For now, the best they can hope for is that the federal criminal case will resolve Vinson's guilt or innocence in the project, a $1 billion development of the an Arnold Palmer-designed golf course, French Broad River amenities and views of mountains and waterfalls. Vinson is on trial in U.S. District Court in Asheville on 10 charges arising from the Seven Falls development and financing.
Prosecutors say Vinson conspired with bankers and other investors and an appraiser to create straw borrowers to prop up the project when it started to fail in 2008. Ten co-defendants have pleaded guilty and some of those are expected to testify against Vinson this week.
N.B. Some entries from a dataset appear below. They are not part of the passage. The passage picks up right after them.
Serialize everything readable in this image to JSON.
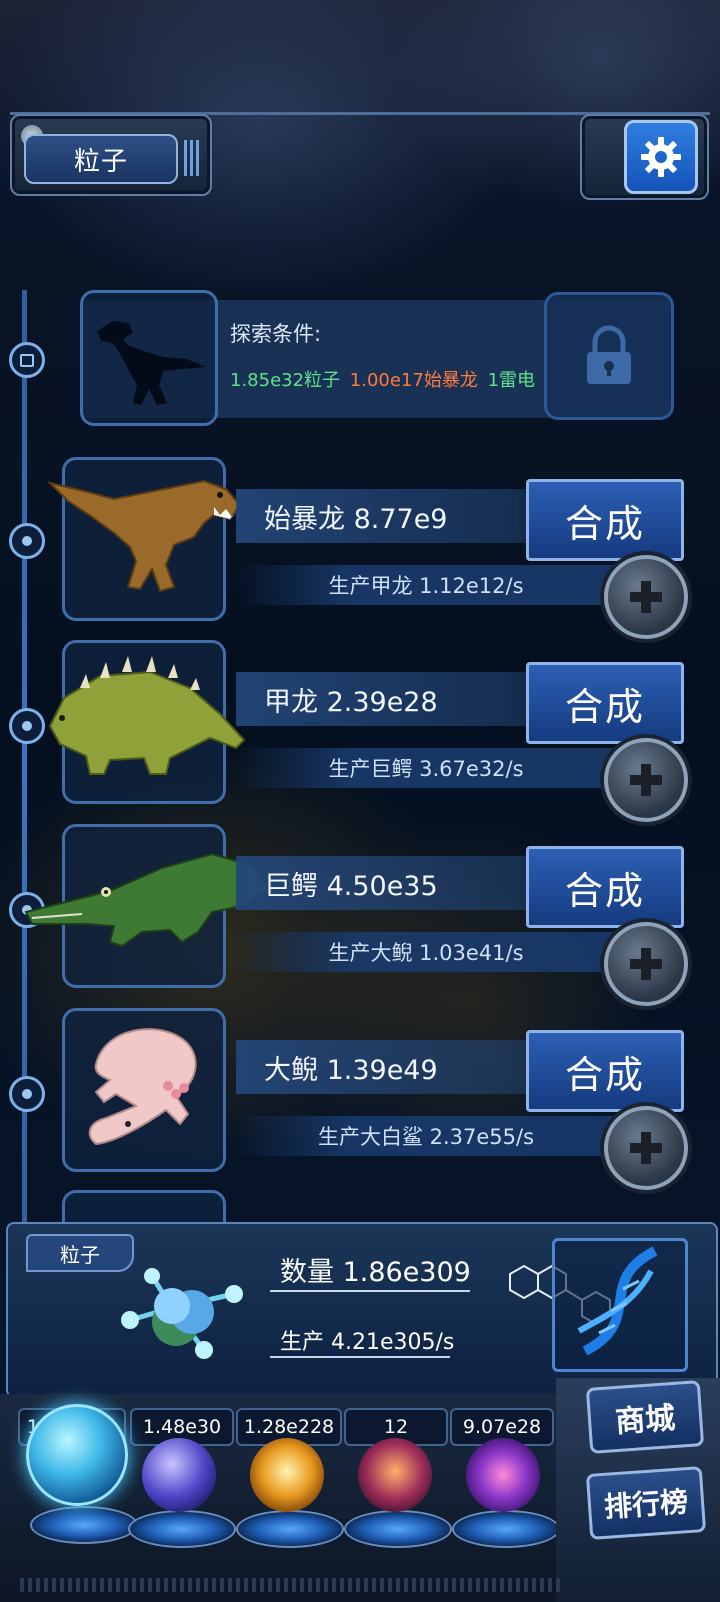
{
  "header": {
    "title": "粒子",
    "settings_icon": "gear-icon"
  },
  "locked_card": {
    "label": "探索条件:",
    "conditions": [
      {
        "text": "1.85e32粒子",
        "color": "#5fe08a"
      },
      {
        "text": "1.00e17始暴龙",
        "color": "#ff7a3c"
      },
      {
        "text": "1雷电",
        "color": "#5fe08a"
      }
    ],
    "lock_icon": "lock-icon"
  },
  "creatures": [
    {
      "name": "始暴龙 8.77e9",
      "production": "生产甲龙 1.12e12/s",
      "button": "合成",
      "icon": "t-rex-icon"
    },
    {
      "name": "甲龙 2.39e28",
      "production": "生产巨鳄 3.67e32/s",
      "button": "合成",
      "icon": "ankylosaurus-icon"
    },
    {
      "name": "巨鳄 4.50e35",
      "production": "生产大鲵 1.03e41/s",
      "button": "合成",
      "icon": "crocodile-icon"
    },
    {
      "name": "大鲵 1.39e49",
      "production": "生产大白鲨 2.37e55/s",
      "button": "合成",
      "icon": "salamander-icon"
    }
  ],
  "resource_panel": {
    "tab": "粒子",
    "quantity": "数量 1.86e309",
    "production": "生产 4.21e305/s",
    "molecule_icon": "molecule-icon",
    "dna_icon": "dna-icon"
  },
  "resource_bar": [
    {
      "value": "1.86e309",
      "icon": "particle-orb-icon",
      "selected": true
    },
    {
      "value": "1.48e30",
      "icon": "lightning-orb-icon"
    },
    {
      "value": "1.28e228",
      "icon": "fire-orb-icon"
    },
    {
      "value": "12",
      "icon": "brain-orb-icon"
    },
    {
      "value": "9.07e28",
      "icon": "vortex-orb-icon"
    }
  ],
  "side_buttons": {
    "shop": "商城",
    "ranking": "排行榜"
  },
  "colors": {
    "accent": "#2f7fe0",
    "frame": "#5d7fa8",
    "condition_green": "#5fe08a",
    "condition_orange": "#ff7a3c"
  }
}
Vinson argues that the worst real estate crash since the 1930s and bad decisions —not criminal intent — led to the Seven Falls failure. A jury had the case on Thursday.
So far no one has heard publicly from the victims of Seven Falls, the lot buyers — some of whom paid cash — who have seen their investment drop by about 90 percent.
A review of assessed values and Seven Falls land sales by the Hendersonville Lightning showed that buyers in most cases paid more than the 2007 assessed values and now own unimproved lots that have plunged in value by 90 percent. That year marked the end of a land development boom in Henderson County that saw upscale developments spring up on mountain after mountain. Many have now failed or are stalled but none had the high-flying promise of Seven Falls, led by Vinson's salesmanship and slick marketing pitches.
The parcels that would make up the Seven Falls development were valued at $5.99 million in 2006. After the 2007 revaluation they were assessed at $12.37 million, according to the Henderson County Assessor's Office.
The total value of the parcels grew to $56 million in 2010. After the 2011 revaluation, the assessor's office dropped the overall value by 80 percent — to $11 million.